SLO Policy Document: What to Write, What to Skip
An SLO policy that nobody reads is no policy. The minimum-viable shape is short and concrete.
Why a written policy
Without a written policy, "the SLO" is whatever the most-recent meeting said. Memory rots; numbers drift; the next personnel change reopens the debate. A short policy doc is the source of truth that survives manager turnover.
- Memory rots. Six months in, the SLO target is whatever the loudest engineer says it is; the doc anchors it.
- Numbers drift. The target started as 99.9; in conversation it became 99.5; the policy doc catches the drift.
- Manager turnover. The new manager inherits the policy, not a memory; the SLO survives the team change.
- The right shape. Short and concrete; long policies do not get read; the right shape fits on one page.
Four sections that matter
Four sections cover the policy contract. SLO target, error budget, action when missed, review cadence; each is a question the next reader will ask, and each deserves an explicit answer.
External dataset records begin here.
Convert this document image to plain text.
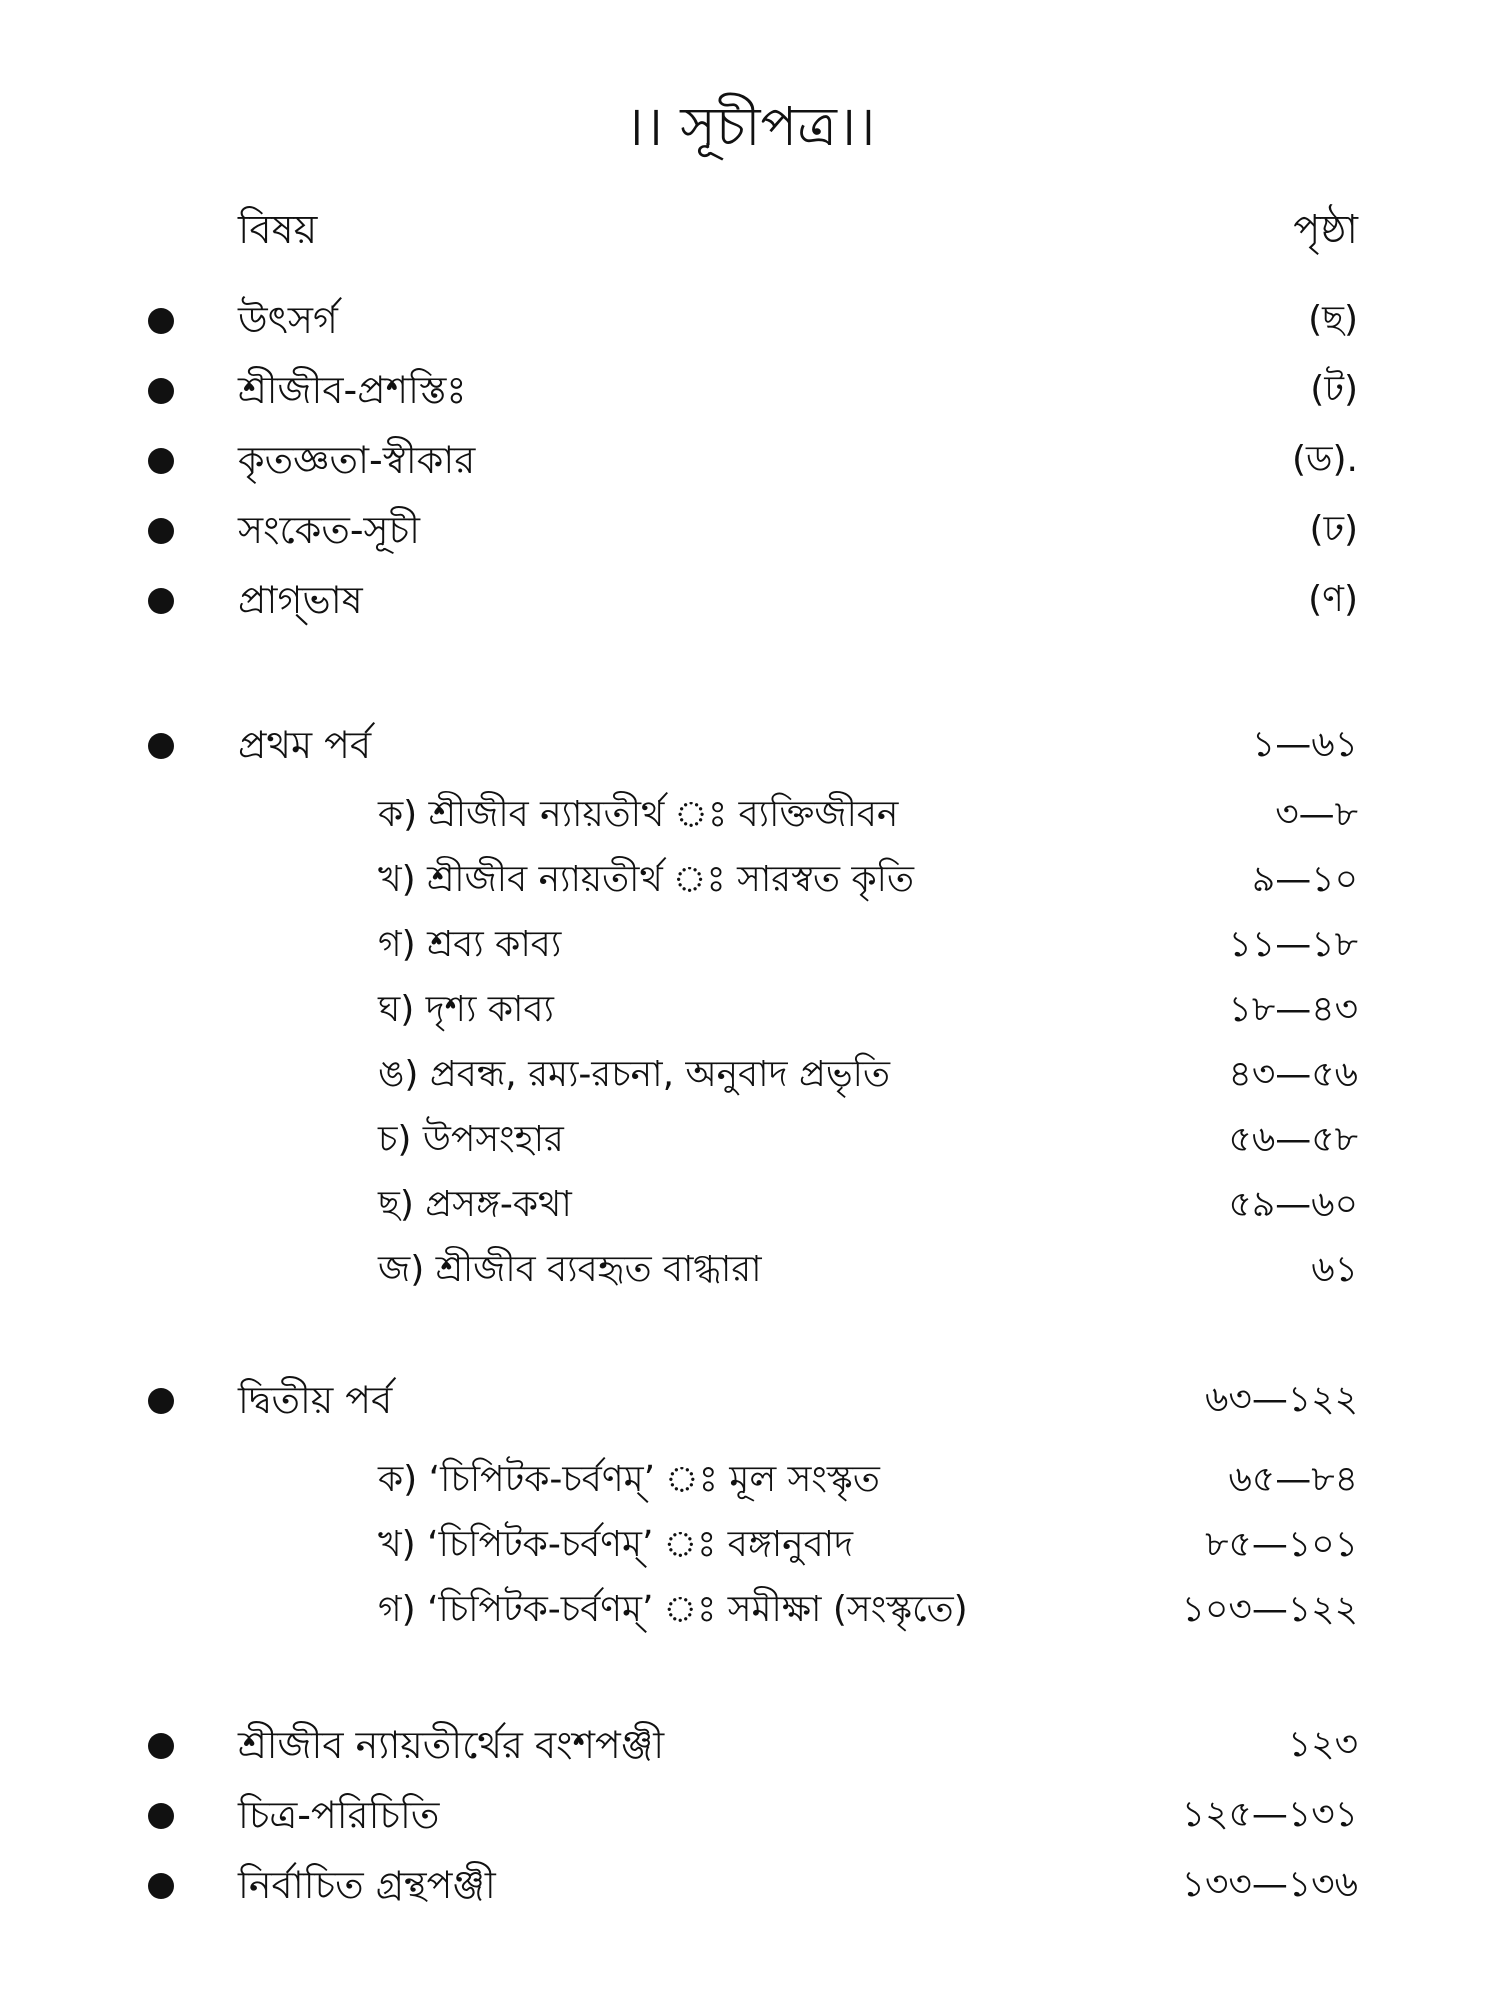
।। সূচীপত্র।।
বিষয়	পৃষ্ঠা
উৎসর্গ	(ছ)
শ্রীজীব-প্রশস্তিঃ	(ট)
কৃতজ্ঞতা-স্বীকার	(ড).
সংকেত-সূচী	(ঢ)
প্রাগ্ভাষ	(ণ)
প্রথম পর্ব	১—৬১
ক) শ্রীজীব ন্যায়তীর্থ ঃ ব্যক্তিজীবন	৩—৮
খ) শ্রীজীব ন্যায়তীর্থ ঃ সারস্বত কৃতি	৯—১০
গ) শ্রব্য কাব্য	১১—১৮
ঘ) দৃশ্য কাব্য	১৮—৪৩
ঙ) প্রবন্ধ, রম্য-রচনা, অনুবাদ প্রভৃতি	৪৩—৫৬
চ) উপসংহার	৫৬—৫৮
ছ) প্রসঙ্গ-কথা	৫৯—৬০
জ) শ্রীজীব ব্যবহৃত বাগ্ধারা	৬১
দ্বিতীয় পর্ব	৬৩—১২২
ক) ‘চিপিটক-চর্বণম্’ ঃ মূল সংস্কৃত	৬৫—৮৪
খ) ‘চিপিটক-চর্বণম্’ ঃ বঙ্গানুবাদ	৮৫—১০১
গ) ‘চিপিটক-চর্বণম্’ ঃ সমীক্ষা (সংস্কৃতে)	১০৩—১২২
শ্রীজীব ন্যায়তীর্থের বংশপঞ্জী	১২৩
চিত্র-পরিচিতি	১২৫—১৩১
নির্বাচিত গ্রন্থপঞ্জী	১৩৩—১৩৬
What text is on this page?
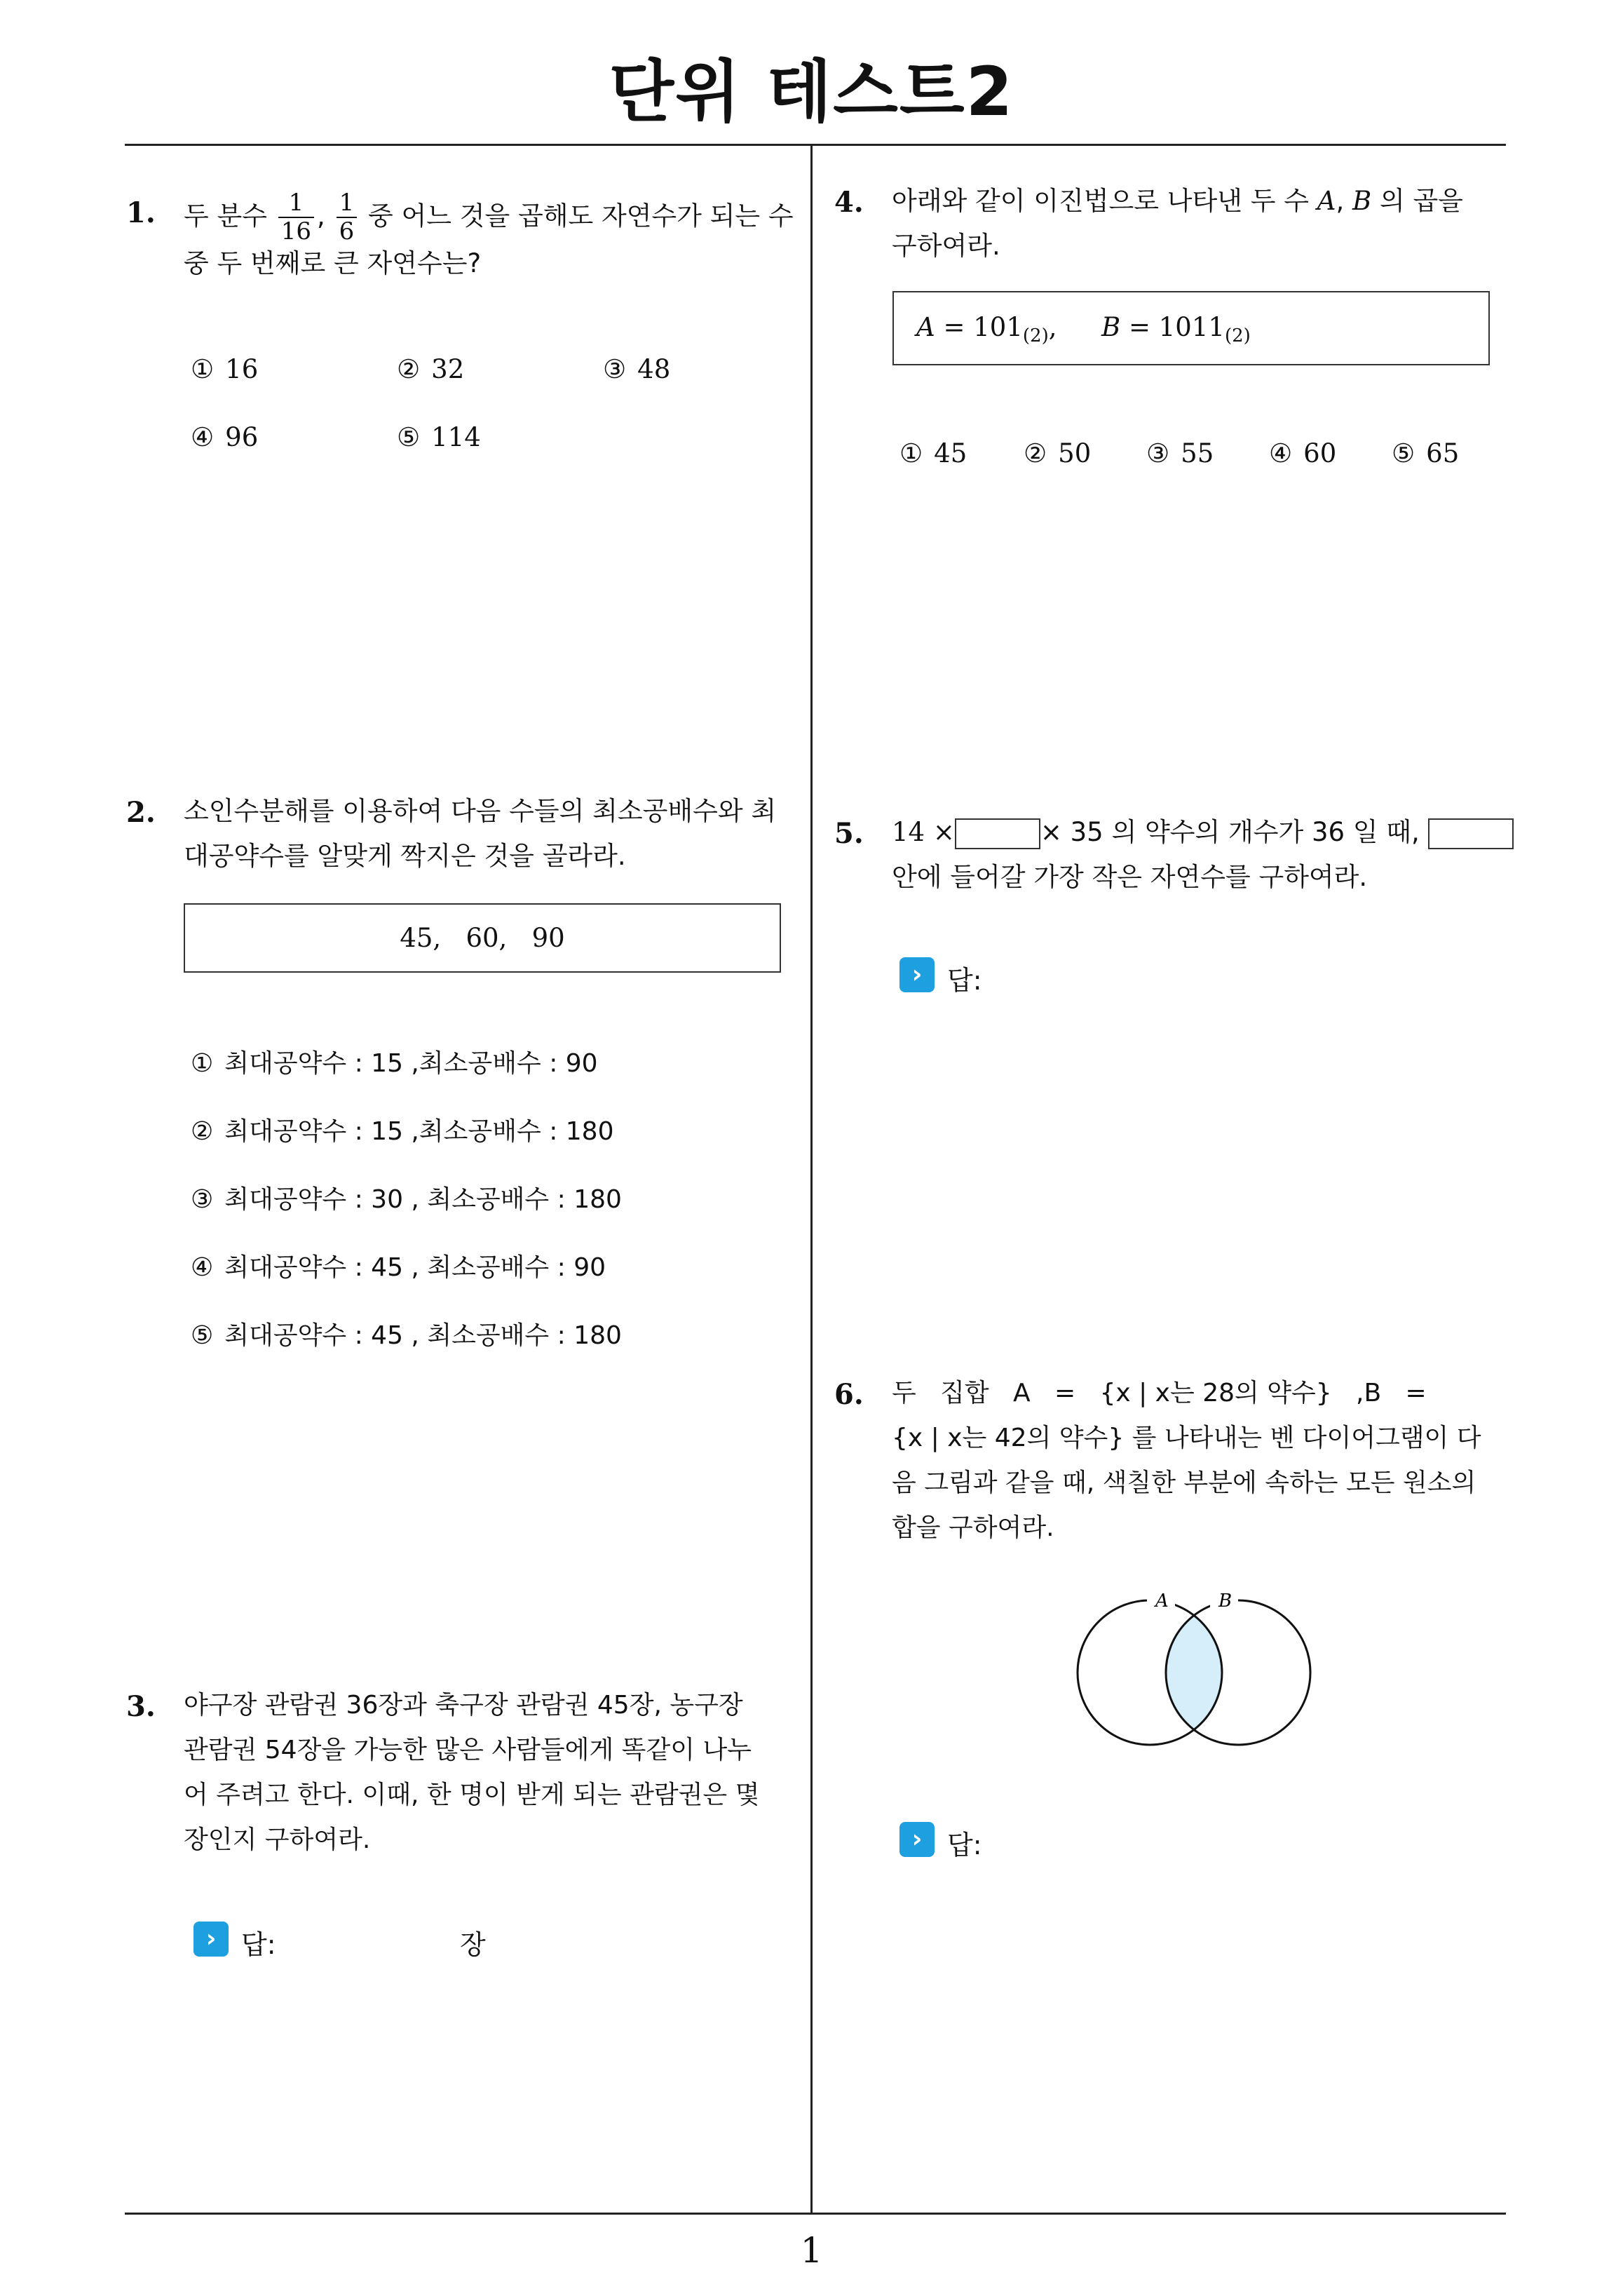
단위 테스트2
1
1. 두 분수 $\frac{1}{16}$ , $\frac{1}{6}$ 중 어느 것을 곱해도 자연수가 되는 수
중 두 번째로 큰 자연수는?
① 16	② 32	③ 48
④ 96	⑤ 114
2. 소인수분해를 이용하여 다음 수들의 최소공배수와 최
대공약수를 알맞게 짝지은 것을 골라라.
45,   60,   90
① 최대공약수 : 15 ,최소공배수 : 90
② 최대공약수 : 15 ,최소공배수 : 180
③ 최대공약수 : 30 , 최소공배수 : 180
④ 최대공약수 : 45 , 최소공배수 : 90
⑤ 최대공약수 : 45 , 최소공배수 : 180
3. 야구장 관람권 36장과 축구장 관람권 45장, 농구장
관람권 54장을 가능한 많은 사람들에게 똑같이 나누
어 주려고 한다. 이때, 한 명이 받게 되는 관람권은 몇
장인지 구하여라.
› 답:	장
4. 아래와 같이 이진법으로 나타낸 두 수 A, B 의 곱을
구하여라.
$A = 101_{(2)}$, $B = 1011_{(2)}$
① 45 ② 50 ③ 55 ④ 60 ⑤ 65
5. 14 ×	× 35 의 약수의 개수가 36 일 때,
안에 들어갈 가장 작은 자연수를 구하여라.
› 답:
6. 두   집합   A   =   {x | x는 28의 약수}   ,B   =
{x | x는 42의 약수} 를 나타내는 벤 다이어그램이 다
음 그림과 같을 때, 색칠한 부분에 속하는 모든 원소의
합을 구하여라.
A	B
› 답:
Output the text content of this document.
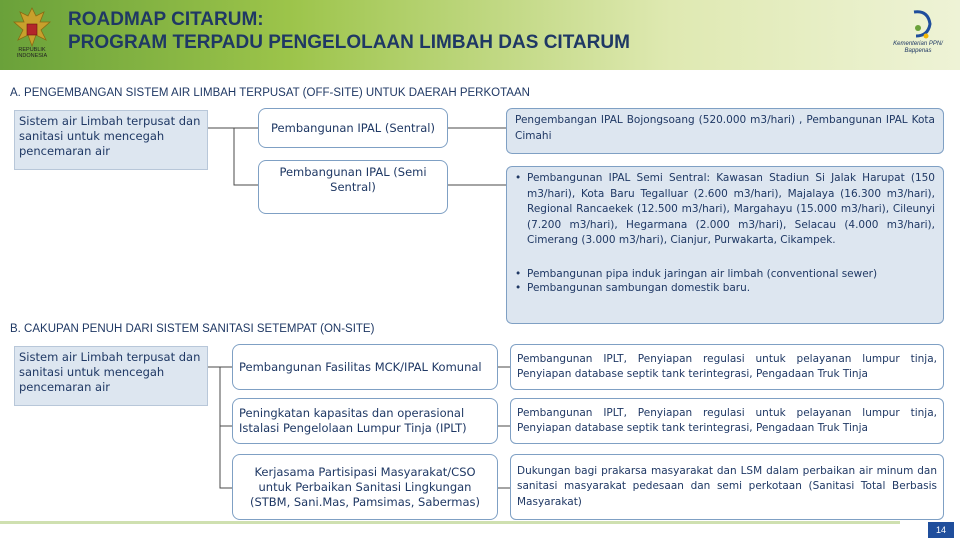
REPUBLIK
INDONESIA
ROADMAP CITARUM:
PROGRAM TERPADU PENGELOLAAN LIMBAH DAS CITARUM	Kementerian PPN/
Bappenas
A. PENGEMBANGAN SISTEM AIR LIMBAH TERPUSAT (OFF-SITE) UNTUK DAERAH PERKOTAAN
Sistem air Limbah terpusat dan sanitasi untuk mencegah pencemaran air
Pembangunan IPAL (Sentral)
Pembangunan IPAL (Semi Sentral)
Pengembangan IPAL Bojongsoang (520.000 m3/hari) , Pembangunan IPAL Kota Cimahi
• Pembangunan IPAL Semi Sentral: Kawasan Stadiun Si Jalak Harupat (150 m3/hari), Kota Baru Tegalluar (2.600 m3/hari), Majalaya (16.300 m3/hari), Regional Rancaekek (12.500 m3/hari), Margahayu (15.000 m3/hari), Cileunyi (7.200 m3/hari), Hegarmana (2.000 m3/hari), Selacau (4.000 m3/hari), Cimerang (3.000 m3/hari), Cianjur, Purwakarta, Cikampek.
• Pembangunan pipa induk jaringan air limbah (conventional sewer)
• Pembangunan sambungan domestik baru.
B. CAKUPAN PENUH DARI SISTEM SANITASI SETEMPAT (ON-SITE)
Sistem air Limbah terpusat dan sanitasi untuk mencegah pencemaran air
Pembangunan Fasilitas MCK/IPAL Komunal
Peningkatan kapasitas dan operasional Istalasi Pengelolaan Lumpur Tinja (IPLT)
Kerjasama Partisipasi Masyarakat/CSO untuk Perbaikan Sanitasi Lingkungan (STBM, Sani.Mas, Pamsimas, Sabermas)
Pembangunan IPLT, Penyiapan regulasi untuk pelayanan lumpur tinja, Penyiapan database septik tank terintegrasi, Pengadaan Truk Tinja
Pembangunan IPLT, Penyiapan regulasi untuk pelayanan lumpur tinja, Penyiapan database septik tank terintegrasi, Pengadaan Truk Tinja
Dukungan bagi prakarsa masyarakat dan LSM dalam perbaikan air minum dan sanitasi masyarakat pedesaan dan semi perkotaan (Sanitasi Total Berbasis Masyarakat)
14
- The SLO target. The number with the definition; "99.9% of HTTP 200 responses over 30 rolling days."
- The error budget. The consumption rules; how the budget is computed; when burn-rate alerts fire.
- The action when missed. Stop feature work? Page exec? The doc is the contract; without action, the SLO is decoration.
- The review cadence. Quarterly check, annual revisit; supports the policy staying current with reality.
Three to skip
Long history of past SLOs (use git). Architecture diagrams (use the design doc). Lessons learned (use postmortems).
The policy is a contract; not a wiki article.
Review cadence
Quarterly review: did we hit it? If not, what changed? Adjust target or invest in reliability.
Annual review: is this SLO still the right one? Customer expectations move.
Antipatterns
- SLO policy in one engineer’s head. Bus factor 1.
- 20-page policy. Nobody reads.
- Policy that does not say what to do when missed. Decoration.
What to do this week
Three moves. (1) Apply the pattern to your most-impactful service. (2) Measure adherence for 30 days. (3) Rewrite the policy or the SLO if the gap is durable.